Pittsburgh - Dish Osteria on the South side
Heard great things about Dish Osteria so I decided to take an out-of-town guest there last evening. The setting was a little dark, but romantic. We decided to order a few appetizers and then split an entree. (We really wanted to try a few different things based on the recommendations).
The first appetizer came within a minute (sardines). They were alright, nothing special. The second appetizer came 30 minutes later with our salad. It was the calimari which was essentially two tentacles served on raw greens with fried potatoes. The potatos were the only ingredient that provided any flavor to the dish. The octopus seemed over cooked since it was very difficult to cut with a knife. The salad, which we hoped would come after the appetizers, was a fennel with greens and orange slices. It was drowning in, and thereby overpowered by, the dressing. The salad also included onions which were cut similar to the fennel pieces. It was hard to see whether you were about to bite into an onion or a piece of fennel...which can provide quite a surprising difference to your tastebuds. The entree did come to the table already split (Nice). It was the fettucine with mushrooms and was the best dish of the night.

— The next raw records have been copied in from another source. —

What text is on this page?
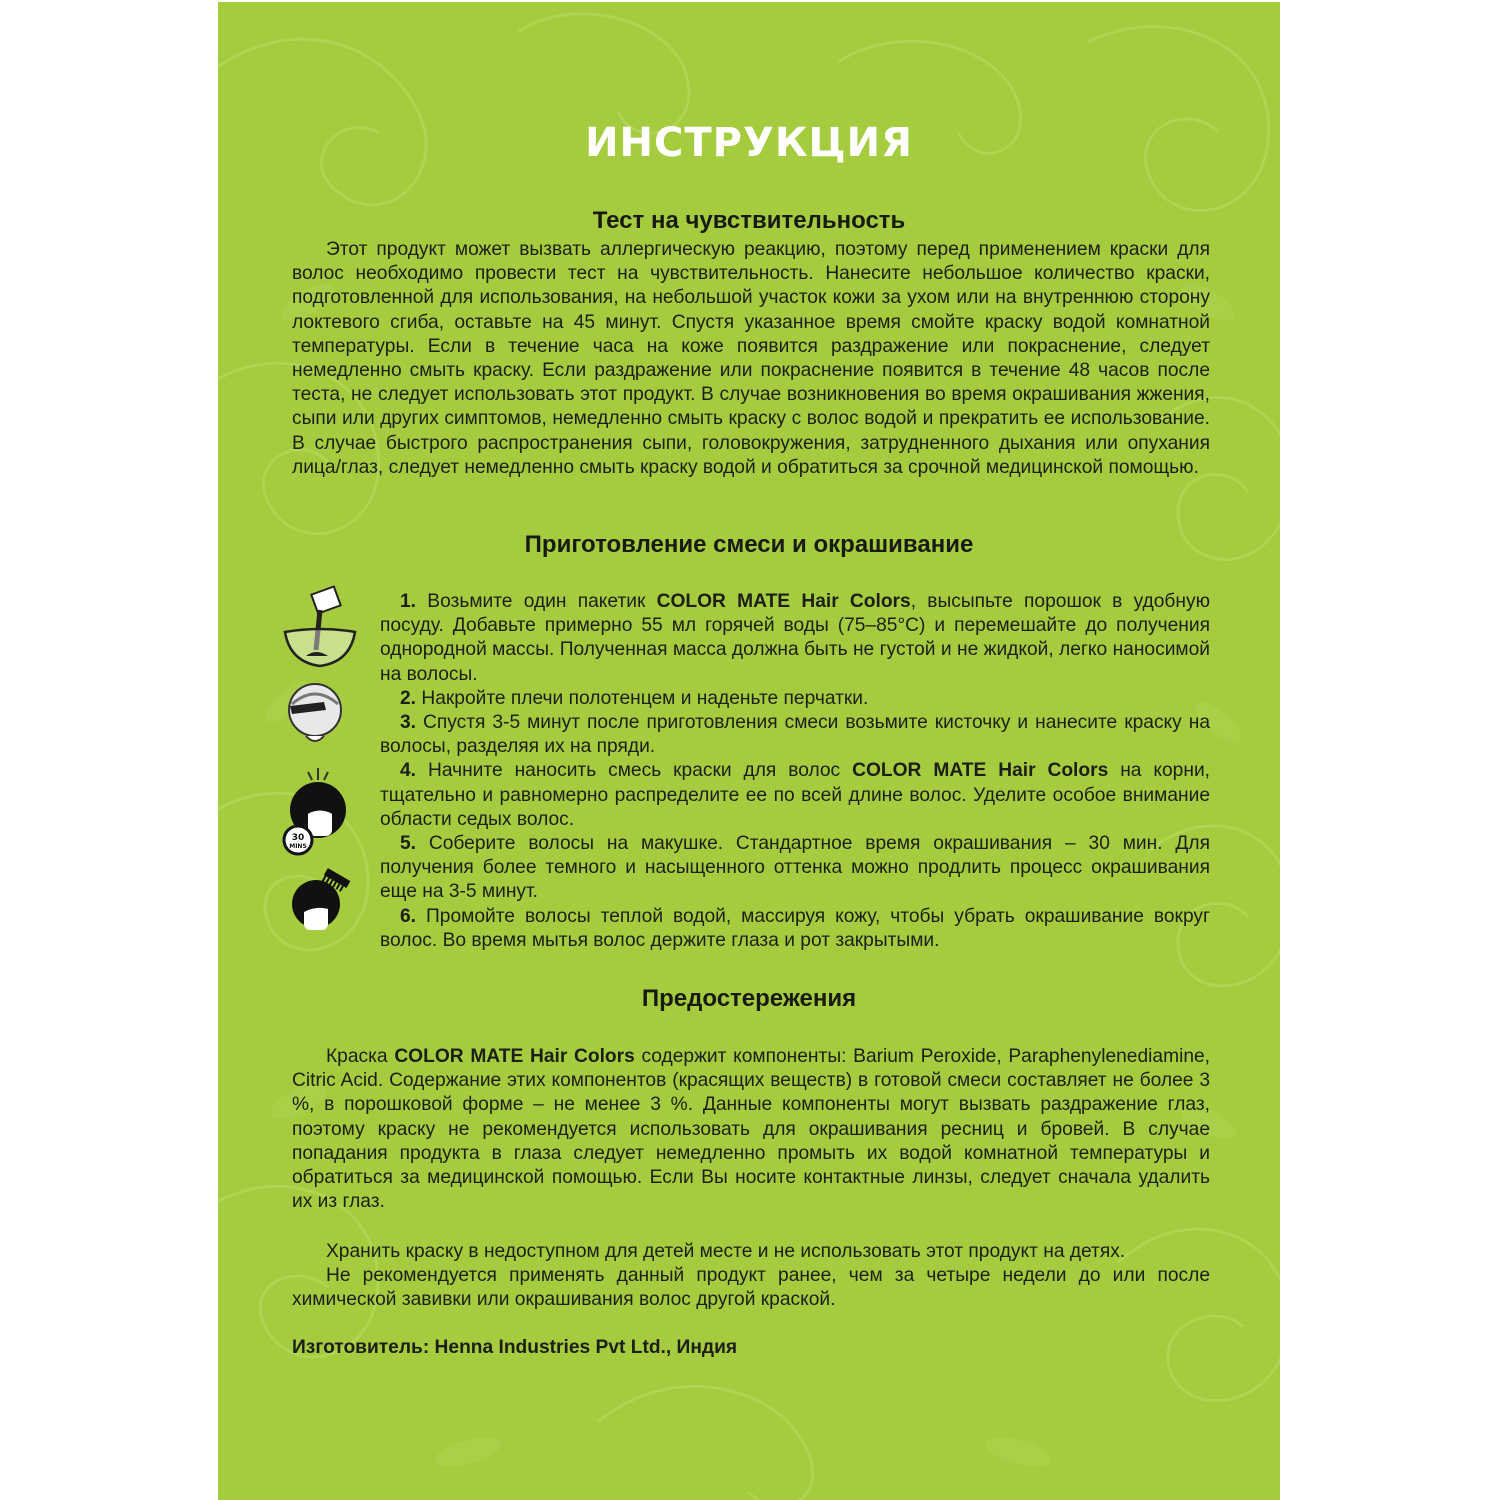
ИНСТРУКЦИЯ
Тест на чувствительность

Этот продукт может вызвать аллергическую реакцию, поэтому перед применением краски для волос необходимо провести тест на чувствительность. Нанесите небольшое количество краски, подготовленной для использования, на небольшой участок кожи за ухом или на внутреннюю сторону локтевого сгиба, оставьте на 45 минут. Спустя указанное время смойте краску водой комнатной температуры. Если в течение часа на коже появится раздражение или покраснение, следует немедленно смыть краску. Если раздражение или покраснение появится в течение 48 часов после теста, не следует использовать этот продукт. В случае возникновения во время окрашивания жжения, сыпи или других симптомов, немедленно смыть краску с волос водой и прекратить ее использование. В случае быстрого распространения сыпи, головокружения, затрудненного дыхания или опухания лица/глаз, следует немедленно смыть краску водой и обратиться за срочной медицинской помощью.

Приготовление смеси и окрашивание

1. Возьмите один пакетик COLOR MATE Hair Colors, высыпьте порошок в удобную посуду. Добавьте примерно 55 мл горячей воды (75–85°С) и перемешайте до получения однородной массы. Полученная масса должна быть не густой и не жидкой, легко наносимой на волосы.

2. Накройте плечи полотенцем и наденьте перчатки.

3. Спустя 3-5 минут после приготовления смеси возьмите кисточку и нанесите краску на волосы, разделяя их на пряди.

4. Начните наносить смесь краски для волос COLOR MATE Hair Colors на корни, тщательно и равномерно распределите ее по всей длине волос. Уделите особое внимание области седых волос.

5. Соберите волосы на макушке. Стандартное время окрашивания – 30 мин. Для получения более темного и насыщенного оттенка можно продлить процесс окрашивания еще на 3-5 минут.

6. Промойте волосы теплой водой, массируя кожу, чтобы убрать окрашивание вокруг волос. Во время мытья волос держите глаза и рот закрытыми.

30
MINS
Предостережения

Краска COLOR MATE Hair Colors содержит компоненты: Barium Peroxide, Paraphenylenediamine, Citric Acid. Содержание этих компонентов (красящих веществ) в готовой смеси составляет не более 3 %, в порошковой форме – не менее 3 %. Данные компоненты могут вызвать раздражение глаз, поэтому краску не рекомендуется использовать для окрашивания ресниц и бровей. В случае попадания продукта в глаза следует немедленно промыть их водой комнатной температуры и обратиться за медицинской помощью. Если Вы носите контактные линзы, следует сначала удалить их из глаз.

Хранить краску в недоступном для детей месте и не использовать этот продукт на детях.

Не рекомендуется применять данный продукт ранее, чем за четыре недели до или после химической завивки или окрашивания волос другой краской.

Изготовитель: Henna Industries Pvt Ltd., Индия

The dinner was poorly paced, we had to ask for small plates each time a dish was served, not once were we asked how was everything or did we need anything. (The restaurant was not packed and the owner was there to welcome us upon our arrival). Overall, I may go back for the pasta, but that is it. I think this restaurant was overrated.

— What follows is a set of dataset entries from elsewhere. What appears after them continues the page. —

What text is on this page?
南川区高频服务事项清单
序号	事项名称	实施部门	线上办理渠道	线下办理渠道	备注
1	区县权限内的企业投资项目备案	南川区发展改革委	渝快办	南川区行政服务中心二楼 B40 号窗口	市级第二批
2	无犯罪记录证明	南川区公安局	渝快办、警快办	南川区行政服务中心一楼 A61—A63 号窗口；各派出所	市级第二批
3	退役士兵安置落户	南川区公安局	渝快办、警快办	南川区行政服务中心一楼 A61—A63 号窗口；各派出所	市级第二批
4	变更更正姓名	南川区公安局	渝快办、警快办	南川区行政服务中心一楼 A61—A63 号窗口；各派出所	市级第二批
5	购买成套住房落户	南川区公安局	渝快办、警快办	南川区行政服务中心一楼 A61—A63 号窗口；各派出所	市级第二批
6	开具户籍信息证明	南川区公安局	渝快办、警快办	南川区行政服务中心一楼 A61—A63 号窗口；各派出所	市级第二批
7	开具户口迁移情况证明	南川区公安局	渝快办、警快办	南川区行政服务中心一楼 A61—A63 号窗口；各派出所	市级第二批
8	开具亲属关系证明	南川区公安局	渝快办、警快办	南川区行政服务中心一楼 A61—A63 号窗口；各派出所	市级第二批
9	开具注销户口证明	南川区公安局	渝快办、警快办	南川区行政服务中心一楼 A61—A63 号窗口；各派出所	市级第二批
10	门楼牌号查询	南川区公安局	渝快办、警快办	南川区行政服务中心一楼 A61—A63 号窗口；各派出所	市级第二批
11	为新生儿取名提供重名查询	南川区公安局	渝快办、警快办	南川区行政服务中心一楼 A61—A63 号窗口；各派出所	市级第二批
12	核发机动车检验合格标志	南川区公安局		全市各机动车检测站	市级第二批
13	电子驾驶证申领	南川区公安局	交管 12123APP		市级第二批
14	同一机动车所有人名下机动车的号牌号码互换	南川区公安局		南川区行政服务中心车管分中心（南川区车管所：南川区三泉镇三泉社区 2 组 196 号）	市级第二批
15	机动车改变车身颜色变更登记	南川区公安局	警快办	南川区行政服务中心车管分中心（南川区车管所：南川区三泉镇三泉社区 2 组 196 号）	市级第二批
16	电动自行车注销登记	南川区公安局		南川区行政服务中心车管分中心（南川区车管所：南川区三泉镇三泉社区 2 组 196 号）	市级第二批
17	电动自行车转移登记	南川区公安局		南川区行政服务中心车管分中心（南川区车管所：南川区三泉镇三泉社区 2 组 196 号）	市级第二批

The best dish there is the filet with mushroom risotto. On a recent visit my husband had the duck special that had the same sauce but sweeter that was served on the filet. He wasn't that impressed. We also had the bread salad that was good. Service was indifferent, but well paced. I love the Southside and was so happy when Dish renovated an old divey pub into a warm but hip osteria. However, I have yet to take someone there and they've been wowed. I will return for the filet.
I also had a less than great meal at Dish, with indifferent service, poor pacing, and mostly unimpressive dishes. However, I did try Girasole last night, as I'd heard great things about it from both my girlfriend and this board. I'm sorry to say that the dinner we had was abysmal.
I did come out of this meal with a story worth the price of admission, so it wasn't all a complete loss.
I ordered a simple, traditional and common Italian dish, Penne Arribiatta with chicken. It wasn't on the menu, but a normal marinara sauce with chicken was at the top of the menu, and I was certain that they would just spice it up a little.
I received my dish, and besides being totally without any spice, there was no chicken in it. I wanted to call the waiter over, but he was nowhere to be seen. So I walked into the restaurant (we were on the patio), found the waiter, who came by and I explained that I ordered Penne Arribiatta with Chicken, and there's no chicken in it.
He apologized, and promised to fix it right away. But here's the kicker: After 10 minutes he came back and asked me what Arribiatta was. Note that this is from a restaurant that is staffed and run by what seem to be native Italians. He went on to explain that they had been looking up the recipe on the internet, but couldn't figure out how to make it !
I told him that it was fine, I was glad to eat the dish as they usually serve it (which by the way was watery).
I guess I was out of line asking for an off menu item, albeit simple and common.
I'm going to keep looking for that elusive and great Pgh dining experience. I'm not looking to compare the scene with NYC or LA, but there's got to be something great there !
No one on these boards ever mentions in, but check out Cafe Sam on Baum Blvd. We had an exceptional meal there a month or so ago. We always liked it, but hadn't been for a while. I think the place got better.
I was underwhelmed at both Girasole and Enrico whatever in Shadyside of which people on these boards speak so highly.
Leaving alone how they could not know what arrabiata is, how could they not have found arrabiata on the Internet? To check, I googled it and got loads of results. A guest isn't out of line to order something that's not on the menu; the restaurant has the option of saying "sorry, but no can do". The worst way to handle it is to just bring the dish prepared some other way, as if the guest isn't going to notice!